Many Napa wineries, while open to the public, require reservations. This involves a good deal of advance planning as you need to think about how long you want to spend at a winery and the time required to get to the next winery. You may need to make sacrifices because reservations are not available for the dates or times you seek. This has become increasingly common over the last several years. In Washington, while a number of wineries require appointments if they are not open to the public, few if any at this time require appointments if they are open to the public.
In terms of its modern history, Napa Valley – which has about 400 wineries compared to Washington state’s 600 – has evolved over the last thirty or so years. I would expect Washington’s evolution to be considerably quicker given that Napa and others have provided the template. In this way, I would expect to see a lot of these differences diminish over the next ten to fifteen years.
More on the wineries themselves in subsequent posts.
Great writeup, Sean!

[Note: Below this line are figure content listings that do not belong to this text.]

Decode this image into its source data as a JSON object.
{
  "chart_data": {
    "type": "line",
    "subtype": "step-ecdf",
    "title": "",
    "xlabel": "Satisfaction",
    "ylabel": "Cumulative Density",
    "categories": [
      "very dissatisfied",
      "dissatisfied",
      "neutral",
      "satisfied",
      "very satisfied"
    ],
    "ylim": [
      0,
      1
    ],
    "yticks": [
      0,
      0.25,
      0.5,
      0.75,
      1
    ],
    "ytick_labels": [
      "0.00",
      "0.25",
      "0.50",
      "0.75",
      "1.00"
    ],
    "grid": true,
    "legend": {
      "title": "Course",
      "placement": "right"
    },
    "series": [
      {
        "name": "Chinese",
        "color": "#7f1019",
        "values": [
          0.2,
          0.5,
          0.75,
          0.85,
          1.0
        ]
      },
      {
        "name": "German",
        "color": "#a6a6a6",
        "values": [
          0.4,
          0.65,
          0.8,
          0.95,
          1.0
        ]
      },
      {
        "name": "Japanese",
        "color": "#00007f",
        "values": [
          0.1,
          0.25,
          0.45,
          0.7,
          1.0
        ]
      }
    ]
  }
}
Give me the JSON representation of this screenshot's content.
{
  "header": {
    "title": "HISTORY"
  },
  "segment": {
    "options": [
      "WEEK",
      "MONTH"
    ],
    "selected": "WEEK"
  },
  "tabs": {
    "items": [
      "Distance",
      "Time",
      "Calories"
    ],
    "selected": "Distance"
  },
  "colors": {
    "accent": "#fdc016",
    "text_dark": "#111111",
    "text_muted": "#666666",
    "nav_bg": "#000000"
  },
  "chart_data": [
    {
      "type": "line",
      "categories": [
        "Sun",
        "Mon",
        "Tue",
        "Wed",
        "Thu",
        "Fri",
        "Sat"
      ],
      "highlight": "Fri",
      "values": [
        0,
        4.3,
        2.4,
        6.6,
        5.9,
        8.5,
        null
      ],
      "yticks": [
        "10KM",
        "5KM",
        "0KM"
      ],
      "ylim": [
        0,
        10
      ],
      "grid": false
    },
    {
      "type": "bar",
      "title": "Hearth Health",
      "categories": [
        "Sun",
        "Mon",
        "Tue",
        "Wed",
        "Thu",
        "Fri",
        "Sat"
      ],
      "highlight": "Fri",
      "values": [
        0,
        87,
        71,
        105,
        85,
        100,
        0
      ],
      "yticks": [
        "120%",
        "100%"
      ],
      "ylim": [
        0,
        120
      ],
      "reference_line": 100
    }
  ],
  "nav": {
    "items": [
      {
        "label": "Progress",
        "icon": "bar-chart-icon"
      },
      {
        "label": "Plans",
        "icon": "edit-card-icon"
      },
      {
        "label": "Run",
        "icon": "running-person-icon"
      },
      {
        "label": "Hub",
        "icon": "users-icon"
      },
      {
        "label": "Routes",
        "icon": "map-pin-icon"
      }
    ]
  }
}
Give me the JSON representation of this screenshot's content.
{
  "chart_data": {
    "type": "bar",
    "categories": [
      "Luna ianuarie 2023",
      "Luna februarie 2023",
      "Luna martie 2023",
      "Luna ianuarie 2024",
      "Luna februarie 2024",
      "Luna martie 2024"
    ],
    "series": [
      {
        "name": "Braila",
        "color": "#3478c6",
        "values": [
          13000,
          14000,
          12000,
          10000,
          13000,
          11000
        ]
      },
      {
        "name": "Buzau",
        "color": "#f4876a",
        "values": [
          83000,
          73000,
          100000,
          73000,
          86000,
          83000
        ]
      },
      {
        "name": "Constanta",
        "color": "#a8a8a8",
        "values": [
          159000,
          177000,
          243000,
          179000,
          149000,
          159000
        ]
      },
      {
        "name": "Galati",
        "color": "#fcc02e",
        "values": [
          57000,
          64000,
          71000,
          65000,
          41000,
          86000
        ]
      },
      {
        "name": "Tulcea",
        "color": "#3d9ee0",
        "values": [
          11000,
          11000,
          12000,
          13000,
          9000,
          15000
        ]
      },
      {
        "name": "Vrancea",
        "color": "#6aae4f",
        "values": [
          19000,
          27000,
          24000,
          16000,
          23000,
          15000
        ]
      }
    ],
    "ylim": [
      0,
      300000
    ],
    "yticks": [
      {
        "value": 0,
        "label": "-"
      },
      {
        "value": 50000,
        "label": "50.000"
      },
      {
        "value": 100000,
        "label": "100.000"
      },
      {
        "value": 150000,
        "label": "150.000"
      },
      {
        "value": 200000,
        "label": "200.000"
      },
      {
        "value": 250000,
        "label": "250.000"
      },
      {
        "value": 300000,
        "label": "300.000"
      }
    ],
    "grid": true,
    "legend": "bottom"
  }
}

While I prefer the warehouse winery that is spending more money on grapes and equipment, and less money on landscaping, I’m willing to accept that I might not be the target audience for many of these wineries.
Will be very interested to hear what you thought of the wines…
One thing I’d like to add…although you may be paying a bit more per wine tasting in Napa, if you make reservations ahead of time, you certainly are treated very well and absolutely get more for money with regards to both wine and experience. Wines are phenomenal in both WA and Napa, just different.
This is a good point and is something I would put as part of the overall experience. In Washington, at present, the wine is often forced to speak for itself. In Napa, wineries frequently look to use service as a differentiator. This is not a political statement on Washington’s part. Rather it is a matter of frank economics. Many wineries don’t (yet) have money to throw at elaborate tasting rooms and dozens of service professionals to serve you.
This is not to say you are not treated well in Washington. In fact, part of the fun of Washington is interacting with the winemakers who are frequently pouring at the winery. I can’t say I have met many winemakers pouring in Napa. However, in Washington, it is not uncommon as wineries start to increase in size and expand their tasting room hours beyond the weekend to get so so service, often because friends and loved ones are pulled in to duty. Sometimes this can have a large effect on service and your perceptions of the winery. Sometimes small but significant ones. Many a time I have asked someone in a tasting room about the wine – the origin of the grapes, etc. – and they haven’t known anything about the wine. This is always disappointing. In Napa, word of this would spread around the valley like a brush fire. The reason of course is that Napa and Washington are at very different points in their evolution. As the wineries in Washington continue to grow there will be an increasing emphasis on all aspects of service. The tasting rooms will become more opulent. The person pouring the wine may know a lot about the wine but may no longer be the winemaker. The prices will surely not be the same and we will laugh at the day we lamented what they are now. So my fellow Washington wine lovers, enjoy the good things in Washington and don’t sweat the bad too much. Both will surely change at some point in the future!
One final note, I agree with you that both Washington and Napa make phenomenal wines but I think that Ghandi said it best. I have taken some liberties. “I like your California wines. I do not like your Californians. They are so unlike your California wines.”